The society maintains and stewards historic houses, archives, portraits, silver, furniture, maps, and manuscript collections that relate to colonial-era figures and events. Holdings and stewardship activities have overlapped with collections at Mount Vernon, Monticello, Montpelier, Drayton Hall, Gunston Hall, Hampton National Historic Site, Philipsburg Manor, Old Sturbridge Village, Stratford Hall, Oak Alley Plantation, Peabody Essex Museum, Massachusetts Historical Society, New-York Historical Society, Historic New England, Maryland Historical Society, South Carolina Historical Society, Virginia Historical Society, and Missouri Historical Society. Conservation work has employed techniques and standards promoted by Smithsonian Institution, Conservation Center for Art and Historic Artifacts, Getty Conservation Institute, and documentation through Historic American Buildings Survey records.

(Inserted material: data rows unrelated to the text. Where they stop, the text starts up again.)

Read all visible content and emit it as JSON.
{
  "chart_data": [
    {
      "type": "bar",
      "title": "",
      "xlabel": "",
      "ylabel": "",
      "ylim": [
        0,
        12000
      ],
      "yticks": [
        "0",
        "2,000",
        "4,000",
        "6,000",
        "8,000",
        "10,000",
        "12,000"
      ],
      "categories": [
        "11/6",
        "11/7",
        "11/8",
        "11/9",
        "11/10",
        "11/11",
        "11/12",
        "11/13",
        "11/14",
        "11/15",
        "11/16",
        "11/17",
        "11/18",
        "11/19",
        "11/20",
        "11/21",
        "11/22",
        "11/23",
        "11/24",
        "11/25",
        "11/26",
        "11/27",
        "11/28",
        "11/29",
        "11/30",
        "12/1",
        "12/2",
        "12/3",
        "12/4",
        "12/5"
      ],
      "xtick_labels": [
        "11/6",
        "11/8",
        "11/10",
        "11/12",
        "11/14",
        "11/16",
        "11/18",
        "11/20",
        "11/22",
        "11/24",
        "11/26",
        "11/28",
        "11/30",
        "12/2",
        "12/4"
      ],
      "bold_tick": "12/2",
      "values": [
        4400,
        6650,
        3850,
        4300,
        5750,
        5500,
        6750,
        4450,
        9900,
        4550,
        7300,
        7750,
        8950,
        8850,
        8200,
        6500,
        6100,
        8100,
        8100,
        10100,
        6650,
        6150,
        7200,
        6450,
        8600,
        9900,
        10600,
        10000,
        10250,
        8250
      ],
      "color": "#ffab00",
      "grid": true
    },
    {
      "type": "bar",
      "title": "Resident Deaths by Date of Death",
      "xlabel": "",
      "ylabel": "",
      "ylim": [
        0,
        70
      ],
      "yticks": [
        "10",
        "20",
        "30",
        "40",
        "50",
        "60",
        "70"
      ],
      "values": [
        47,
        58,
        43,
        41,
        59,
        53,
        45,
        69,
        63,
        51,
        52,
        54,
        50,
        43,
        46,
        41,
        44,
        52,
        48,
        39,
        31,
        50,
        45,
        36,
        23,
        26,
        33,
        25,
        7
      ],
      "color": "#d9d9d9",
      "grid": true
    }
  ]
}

Notable members have included women connected to prominent family lines and public life such as descendants associated with George Washington’s extended kin networks, families linked to John Adams, John Quincy Adams, Samuel Adams, James Madison, Dolley Madison, Dolley Payne Todd, Eleanor Roosevelt, Theodore Roosevelt, Charlotte Perkins Gilman, Edith Wharton, Alice Roosevelt Longworth, Amelia Earhart-era connections, philanthropists like Julia Ward Howe, Florence Nightingale-related transatlantic kin, social reformers including Harriet Beecher Stowe, artists and collectors tied to John Singer Sargent, Mary Cassatt, writers connected to Louisa May Alcott, scientists with ties to Benjamin Rush’s lineage, and civic leaders associated with Henry Cabot Lodge, Charles Francis Adams Jr., Oliver Wendell Holmes Sr., Ralph Waldo Emerson, Nathaniel Hawthorne, Walt Whitman, Mark Twain, Edgar Allan Poe, Emily Dickinson, Susan B. Anthony, Elizabeth Cady Stanton, Sojourner Truth, Ida B. Wells, Betsy Ross, Martha Washington, Abigail Adams, Margaret Sanger, Eleanor Lansing Dulles, Katherine Duer Mackay, Caroline Schermerhorn Astor, Isabella Stewart Gardner, Mary Baker Eddy, Jeanette Rankin, Mary McLeod Bethune, Julia Child, Rachel Carson, Betty Ford, and patrons connected to institutions such as Carnegie Mellon University, Smithsonian Institution, The Frick Collection, Metropolitan Museum of Art, and Brooklyn Museum.